Un Nombre con Historia y Tradición
El nombre del restaurante, Trinkete Borda, rinde homenaje a un "frontón cerrado" fundado en el año 1959, un espacio que añade un toque de identidad y tradición vasca al establecimiento. Este lugar no solo es un referente gastronómico, sino también un espacio acogedor, con estancias perfectas para disfrutar de cenas íntimas en familia o con amigos.
Especialidades a la Parrilla y Productos de Temporada
La especialidad de la casa son las carnes y pescados a la parrilla, preparados con maestría. La carta ofrece una amplia variedad de platos tradicionales, enriquecidos con un toque de cocina de autor y elaborados con productos frescos, naturales y de la más alta calidad. La filosofía del restaurante se basa en la estacionalidad de los productos, respetando lo que la huerta ofrece en cada estación del año para potenciar su sabor y texturas.

Carnes de Selección: Wagyu y Vacuno de Primera Calidad
Entre las ofertas de carne, destacan las vacas de procedencia alemana, criadas en libertad y alimentadas con una dieta de maíz, cereales y piensos compuestos de alta calidad. Estas reses son sacrificadas a una edad mínima de 8 años y sometidas a un proceso de maduración de 30 a 40 días para alcanzar el punto ideal de cocinado. La carne se distingue por su alta infiltración y el color amarillento de su grasa, lo que se traduce en un sabor intenso y tierno tras pasar por la experta parrilla de Trinkete Borda.
Además, el restaurante cuenta con un centro de cría propio de ganado 100% Wagyu, una raza reconocida por su excepcional calidad y marmoleado. El carpaccio de wagyu, con su sabor ligeramente dulce gracias a las "venas de araña" de grasa, es una experiencia culinaria memorable. Para los amantes de la carne tradicional, la txuleta de vaca, de un kilo y medio, es una opción contundente y deliciosa, cocinada a la brasa con maestría.

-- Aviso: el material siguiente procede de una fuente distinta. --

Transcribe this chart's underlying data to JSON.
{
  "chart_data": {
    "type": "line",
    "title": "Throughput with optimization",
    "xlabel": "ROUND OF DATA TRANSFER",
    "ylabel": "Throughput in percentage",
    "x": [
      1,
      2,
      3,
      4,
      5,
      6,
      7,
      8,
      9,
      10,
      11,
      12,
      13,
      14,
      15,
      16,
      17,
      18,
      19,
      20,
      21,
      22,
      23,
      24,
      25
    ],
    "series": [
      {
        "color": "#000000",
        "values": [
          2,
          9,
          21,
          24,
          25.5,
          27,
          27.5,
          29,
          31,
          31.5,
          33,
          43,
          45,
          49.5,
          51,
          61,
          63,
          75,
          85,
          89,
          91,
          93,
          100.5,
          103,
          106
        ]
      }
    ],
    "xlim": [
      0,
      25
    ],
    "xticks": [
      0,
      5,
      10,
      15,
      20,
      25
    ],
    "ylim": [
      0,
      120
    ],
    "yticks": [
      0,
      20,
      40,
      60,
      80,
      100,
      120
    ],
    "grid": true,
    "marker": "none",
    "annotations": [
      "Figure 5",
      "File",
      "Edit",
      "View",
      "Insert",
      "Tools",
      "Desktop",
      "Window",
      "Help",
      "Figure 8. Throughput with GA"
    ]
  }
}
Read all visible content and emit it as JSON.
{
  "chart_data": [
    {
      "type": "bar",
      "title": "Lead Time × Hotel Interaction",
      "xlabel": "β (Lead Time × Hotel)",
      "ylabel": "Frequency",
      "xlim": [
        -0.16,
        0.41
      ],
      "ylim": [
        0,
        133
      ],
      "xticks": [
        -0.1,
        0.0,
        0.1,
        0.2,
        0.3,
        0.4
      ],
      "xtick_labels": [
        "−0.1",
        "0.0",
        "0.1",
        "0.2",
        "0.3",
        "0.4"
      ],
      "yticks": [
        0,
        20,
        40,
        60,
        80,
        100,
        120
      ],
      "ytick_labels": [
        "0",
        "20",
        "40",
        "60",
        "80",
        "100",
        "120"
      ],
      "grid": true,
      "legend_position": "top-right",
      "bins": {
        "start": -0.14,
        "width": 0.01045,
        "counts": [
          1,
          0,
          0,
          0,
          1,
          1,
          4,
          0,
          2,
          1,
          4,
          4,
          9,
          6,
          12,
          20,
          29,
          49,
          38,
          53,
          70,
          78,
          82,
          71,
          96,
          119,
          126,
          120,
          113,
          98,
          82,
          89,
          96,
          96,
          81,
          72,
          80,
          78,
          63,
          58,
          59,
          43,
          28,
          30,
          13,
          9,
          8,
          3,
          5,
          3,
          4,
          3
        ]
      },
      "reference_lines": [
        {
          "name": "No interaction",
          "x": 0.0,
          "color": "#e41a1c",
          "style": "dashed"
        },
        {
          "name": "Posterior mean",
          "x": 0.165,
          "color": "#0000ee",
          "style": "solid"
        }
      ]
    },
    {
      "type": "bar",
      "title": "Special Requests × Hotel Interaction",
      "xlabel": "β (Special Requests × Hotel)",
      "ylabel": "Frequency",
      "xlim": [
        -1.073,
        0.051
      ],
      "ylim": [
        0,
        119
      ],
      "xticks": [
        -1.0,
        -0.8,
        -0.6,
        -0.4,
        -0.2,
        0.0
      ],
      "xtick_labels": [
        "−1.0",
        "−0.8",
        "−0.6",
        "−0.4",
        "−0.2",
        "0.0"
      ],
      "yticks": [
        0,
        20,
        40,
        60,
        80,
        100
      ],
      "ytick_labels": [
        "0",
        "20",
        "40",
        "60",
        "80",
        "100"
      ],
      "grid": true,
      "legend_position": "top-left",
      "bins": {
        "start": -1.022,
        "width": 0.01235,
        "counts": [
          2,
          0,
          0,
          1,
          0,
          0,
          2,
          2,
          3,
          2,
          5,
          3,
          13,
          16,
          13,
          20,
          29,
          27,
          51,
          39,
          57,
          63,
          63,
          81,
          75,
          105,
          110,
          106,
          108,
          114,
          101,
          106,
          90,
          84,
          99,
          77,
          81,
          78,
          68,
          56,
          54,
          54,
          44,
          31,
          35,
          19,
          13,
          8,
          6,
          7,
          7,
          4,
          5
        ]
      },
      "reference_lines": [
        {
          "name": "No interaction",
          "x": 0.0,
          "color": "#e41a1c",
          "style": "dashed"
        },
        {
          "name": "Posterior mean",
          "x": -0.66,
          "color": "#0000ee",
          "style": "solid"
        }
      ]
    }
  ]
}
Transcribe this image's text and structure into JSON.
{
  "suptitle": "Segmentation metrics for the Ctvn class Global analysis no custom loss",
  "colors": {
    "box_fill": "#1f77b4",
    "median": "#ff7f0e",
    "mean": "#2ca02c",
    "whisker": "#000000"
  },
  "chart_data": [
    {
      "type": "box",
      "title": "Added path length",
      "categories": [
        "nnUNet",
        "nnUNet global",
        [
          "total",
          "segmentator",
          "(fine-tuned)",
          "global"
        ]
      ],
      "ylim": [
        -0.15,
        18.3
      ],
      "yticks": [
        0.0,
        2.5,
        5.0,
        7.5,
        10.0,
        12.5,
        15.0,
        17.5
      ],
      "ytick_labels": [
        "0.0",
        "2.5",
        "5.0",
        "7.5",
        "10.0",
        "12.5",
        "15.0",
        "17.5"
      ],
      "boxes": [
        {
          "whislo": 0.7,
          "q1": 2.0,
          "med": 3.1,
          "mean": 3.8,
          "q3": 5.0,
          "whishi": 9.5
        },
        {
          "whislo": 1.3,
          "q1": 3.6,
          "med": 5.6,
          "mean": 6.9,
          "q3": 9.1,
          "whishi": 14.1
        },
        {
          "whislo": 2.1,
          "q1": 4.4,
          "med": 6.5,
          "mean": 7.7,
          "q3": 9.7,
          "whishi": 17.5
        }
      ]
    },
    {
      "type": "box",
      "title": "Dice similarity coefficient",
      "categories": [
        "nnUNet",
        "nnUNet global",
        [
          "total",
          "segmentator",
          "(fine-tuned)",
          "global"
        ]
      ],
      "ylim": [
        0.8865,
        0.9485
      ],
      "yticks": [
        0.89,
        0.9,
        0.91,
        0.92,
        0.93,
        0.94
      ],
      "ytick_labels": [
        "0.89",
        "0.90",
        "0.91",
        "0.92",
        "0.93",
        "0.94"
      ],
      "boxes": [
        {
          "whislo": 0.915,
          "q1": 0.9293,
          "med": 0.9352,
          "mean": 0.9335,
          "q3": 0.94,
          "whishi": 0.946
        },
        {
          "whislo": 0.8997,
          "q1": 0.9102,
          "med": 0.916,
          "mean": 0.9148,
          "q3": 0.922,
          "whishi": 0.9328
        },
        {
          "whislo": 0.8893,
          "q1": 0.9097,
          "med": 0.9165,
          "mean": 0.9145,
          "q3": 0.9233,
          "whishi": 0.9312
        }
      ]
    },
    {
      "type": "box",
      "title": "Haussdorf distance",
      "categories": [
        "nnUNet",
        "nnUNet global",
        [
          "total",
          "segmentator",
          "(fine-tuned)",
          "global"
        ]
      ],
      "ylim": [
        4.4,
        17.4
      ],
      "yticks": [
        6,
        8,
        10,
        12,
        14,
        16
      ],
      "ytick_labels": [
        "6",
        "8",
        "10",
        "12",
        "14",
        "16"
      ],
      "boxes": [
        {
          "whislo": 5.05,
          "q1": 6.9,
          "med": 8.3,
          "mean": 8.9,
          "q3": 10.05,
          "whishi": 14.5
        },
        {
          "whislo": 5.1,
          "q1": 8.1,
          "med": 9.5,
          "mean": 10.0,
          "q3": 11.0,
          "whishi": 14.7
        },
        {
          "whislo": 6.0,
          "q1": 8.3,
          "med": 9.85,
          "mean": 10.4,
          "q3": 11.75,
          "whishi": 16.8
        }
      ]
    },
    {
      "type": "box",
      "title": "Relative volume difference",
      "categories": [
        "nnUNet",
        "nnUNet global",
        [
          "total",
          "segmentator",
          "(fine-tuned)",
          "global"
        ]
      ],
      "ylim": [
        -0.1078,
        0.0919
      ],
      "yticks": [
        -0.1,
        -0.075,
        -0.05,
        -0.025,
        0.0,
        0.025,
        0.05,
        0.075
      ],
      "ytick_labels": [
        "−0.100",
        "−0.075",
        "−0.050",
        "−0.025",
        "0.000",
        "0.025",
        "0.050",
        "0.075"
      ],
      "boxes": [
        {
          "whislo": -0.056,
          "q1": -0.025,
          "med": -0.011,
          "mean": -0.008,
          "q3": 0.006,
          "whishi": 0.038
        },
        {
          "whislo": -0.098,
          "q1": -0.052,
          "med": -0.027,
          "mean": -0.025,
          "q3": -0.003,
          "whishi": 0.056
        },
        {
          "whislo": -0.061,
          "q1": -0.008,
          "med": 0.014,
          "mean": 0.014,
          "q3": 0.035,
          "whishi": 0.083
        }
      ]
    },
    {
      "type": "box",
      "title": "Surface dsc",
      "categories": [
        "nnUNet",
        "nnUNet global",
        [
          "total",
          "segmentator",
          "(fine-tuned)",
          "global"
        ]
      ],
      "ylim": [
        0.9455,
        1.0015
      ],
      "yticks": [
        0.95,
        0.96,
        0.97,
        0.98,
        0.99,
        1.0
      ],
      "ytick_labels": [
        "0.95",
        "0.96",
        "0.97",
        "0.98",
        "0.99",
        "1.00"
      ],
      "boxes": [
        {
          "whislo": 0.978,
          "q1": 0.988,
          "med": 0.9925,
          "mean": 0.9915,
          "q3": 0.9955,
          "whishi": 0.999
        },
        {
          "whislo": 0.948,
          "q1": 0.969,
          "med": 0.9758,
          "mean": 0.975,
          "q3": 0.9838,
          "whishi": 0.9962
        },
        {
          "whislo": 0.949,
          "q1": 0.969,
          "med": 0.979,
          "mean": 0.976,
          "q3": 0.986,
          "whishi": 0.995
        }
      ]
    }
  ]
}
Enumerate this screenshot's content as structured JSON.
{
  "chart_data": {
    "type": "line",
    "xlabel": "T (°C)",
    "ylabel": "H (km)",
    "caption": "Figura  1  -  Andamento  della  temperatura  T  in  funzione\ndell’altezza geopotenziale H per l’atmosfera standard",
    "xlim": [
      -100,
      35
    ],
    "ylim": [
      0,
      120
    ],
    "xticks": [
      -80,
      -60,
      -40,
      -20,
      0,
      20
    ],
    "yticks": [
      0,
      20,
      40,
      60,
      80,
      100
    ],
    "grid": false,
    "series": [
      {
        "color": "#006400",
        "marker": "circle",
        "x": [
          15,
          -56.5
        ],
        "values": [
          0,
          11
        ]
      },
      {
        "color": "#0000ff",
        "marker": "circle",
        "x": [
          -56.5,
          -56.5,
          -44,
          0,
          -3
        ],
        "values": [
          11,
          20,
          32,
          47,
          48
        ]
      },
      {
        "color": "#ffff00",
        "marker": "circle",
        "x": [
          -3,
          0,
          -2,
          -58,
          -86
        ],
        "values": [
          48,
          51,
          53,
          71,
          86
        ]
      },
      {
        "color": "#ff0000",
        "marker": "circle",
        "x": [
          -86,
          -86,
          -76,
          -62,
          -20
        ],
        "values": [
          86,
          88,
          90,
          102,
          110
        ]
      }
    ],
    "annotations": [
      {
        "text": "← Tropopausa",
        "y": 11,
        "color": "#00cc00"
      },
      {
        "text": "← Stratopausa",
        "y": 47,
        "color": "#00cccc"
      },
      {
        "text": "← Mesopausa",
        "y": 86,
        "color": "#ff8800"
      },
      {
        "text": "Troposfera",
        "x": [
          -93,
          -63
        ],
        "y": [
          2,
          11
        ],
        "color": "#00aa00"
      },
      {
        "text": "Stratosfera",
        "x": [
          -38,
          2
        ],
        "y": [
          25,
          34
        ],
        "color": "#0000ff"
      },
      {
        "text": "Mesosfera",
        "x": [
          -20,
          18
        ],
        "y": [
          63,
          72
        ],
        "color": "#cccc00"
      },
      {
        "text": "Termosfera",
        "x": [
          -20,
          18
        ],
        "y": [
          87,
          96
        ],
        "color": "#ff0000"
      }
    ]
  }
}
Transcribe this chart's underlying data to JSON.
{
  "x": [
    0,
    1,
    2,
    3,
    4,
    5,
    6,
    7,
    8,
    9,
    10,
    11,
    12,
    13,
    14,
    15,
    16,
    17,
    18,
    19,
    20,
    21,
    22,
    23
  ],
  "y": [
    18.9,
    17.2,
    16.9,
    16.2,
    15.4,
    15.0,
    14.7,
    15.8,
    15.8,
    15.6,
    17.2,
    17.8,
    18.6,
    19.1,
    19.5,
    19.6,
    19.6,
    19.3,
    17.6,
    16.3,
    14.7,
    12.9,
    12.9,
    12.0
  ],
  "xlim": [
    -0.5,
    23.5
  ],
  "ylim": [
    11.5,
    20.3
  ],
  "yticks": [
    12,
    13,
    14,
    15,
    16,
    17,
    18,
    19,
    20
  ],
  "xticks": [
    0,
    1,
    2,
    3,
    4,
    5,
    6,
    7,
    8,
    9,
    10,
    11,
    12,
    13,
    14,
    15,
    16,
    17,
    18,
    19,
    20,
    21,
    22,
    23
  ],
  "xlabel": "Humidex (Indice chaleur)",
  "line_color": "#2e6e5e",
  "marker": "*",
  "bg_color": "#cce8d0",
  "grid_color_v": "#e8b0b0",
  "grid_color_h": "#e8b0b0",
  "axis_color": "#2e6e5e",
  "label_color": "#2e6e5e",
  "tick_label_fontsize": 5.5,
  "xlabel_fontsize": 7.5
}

Delicias de la Huerta y el Mar
La frescura de la huerta es otro pilar fundamental de la cocina de Trinkete Borda. Los ingredientes se seleccionan cuidadosamente, como los guisantes crudos de la huerta de Iñaki Hernández, que evocan recuerdos de infancia. La carta se enriquece con productos de temporada como setas, pimientos de Padrón, alcachofas fritas y ensalada de tomate. Las alcachofas fritas son especialmente aclamadas, descritas como "mantequilla pura" y con un sabor que recuerda al jamón de Jabugo.
Los pescados, también preparados a la parrilla, son otra tentación. La merluza, por ejemplo, se presenta jugosa y acompañada de salsas y jugos que invitan a ser degustados con pan fresco.
Alcachofas fritas (aperitivo)
Espacios y Ambientes para Cada Ocasión
El Asador Trinkete Borda ofrece diversos espacios para adaptarse a las necesidades de sus comensales. Cuenta con dos salones con capacidad para 25 personas cada uno, ideales para eventos y reuniones. En verano, la terraza exterior, con capacidad para 50 personas, permite disfrutar de las vistas a las montañas circundantes y el pastoreo de ovejas. Para los meses de invierno, se recomienda solicitar mesa junto a la acogedora chimenea.

Postres y Experiencias Complementarias
El broche de oro a la experiencia gastronómica lo ponen los postres. La tarta de queso gratinada es una recomendación obligada, un postre dulce y diferente, que dicen surgió de un error, pero que ha conquistado a los paladares. Para finalizar la comida, se puede disfrutar de un café acompañado de virutas de chocolate con almendras, en los tranquilos jardines del establecimiento.
El servicio en Trinkete Borda es muy amable, y la carta de vinos ofrece excelentes referencias clásicas. El restaurante cierra los martes, y si es festivo, permanecerá cerrado el miércoles.